Here is a corrected version of your code without the sets:

class Solution {
public:
    vector<vector<int>> dirs = {{1,0}, {-1,0}, {0,1}, {0,-1}};
    int orangesRotting(vector<vector<int>>& grid) {
        queue<pair<int, int>> q;
        int fresh = 0;
        int m = grid.size(), n = grid[0].size();
        
        for (int i = 0; i < m; i++) {
            for (int j = 0; j < n; j++) {
                if (grid[i][j] == 2) {
                    q.push({i, j});
                } else if (grid[i][j] == 1) {
                    fresh++;
                }
            }
        }
        
        if (fresh == 0) return 0;
        
        int time = 0;
        while (!q.empty()) {
            int size = q.size();
            for (int i = 0; i < size; i++) {
                auto [x, y] = q.front(); q.pop();
                for (auto& dir : dirs) {
                    int nx = x + dir[0], ny = y + dir[1];
                    if (nx >= 0 && ny >= 0 && nx < m && ny < n && grid[nx][ny] == 1) {
                        grid[nx][ny] = 2;
                        q.push({nx, ny});
                        fresh--;
                    }
                }
            }
            time++;
            if (fresh == 0) return time;
        }
        
        return -1;
    }
};

Note: The above code increments time after processing each level.

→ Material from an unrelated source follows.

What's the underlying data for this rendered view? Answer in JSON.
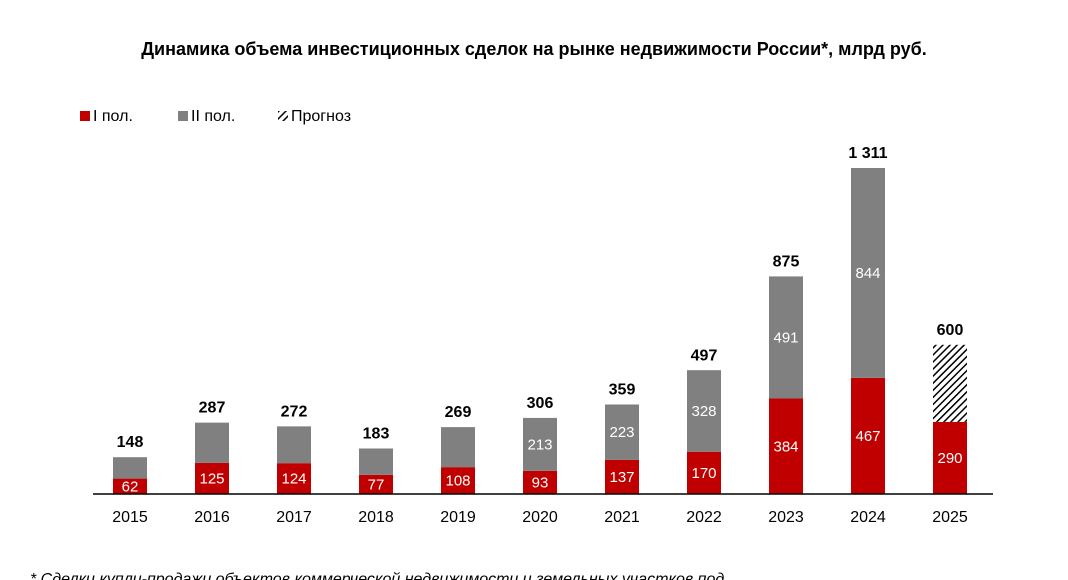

However, the first level (initial rotten oranges) is processed without incrementing time? Actually, we start with time=0, and after processing the first level we increment time to 1. But the initial rotten oranges are at time 0. So when we process the initial queue, we are going to infect neighbors at time 1. This is correct.

But in the code above, we return time when fresh becomes zero after processing a level. So for the first infection, we return time=1.

However, in the reference solution, time is initialized to 0 and then incremented at the beginning of the while loop. Then it returns time when fresh becomes zero. This is equivalent.

But in your original code, you started time at -1 and then incremented at the beginning of the while loop. Then after processing all, you returned time. This would be off by one.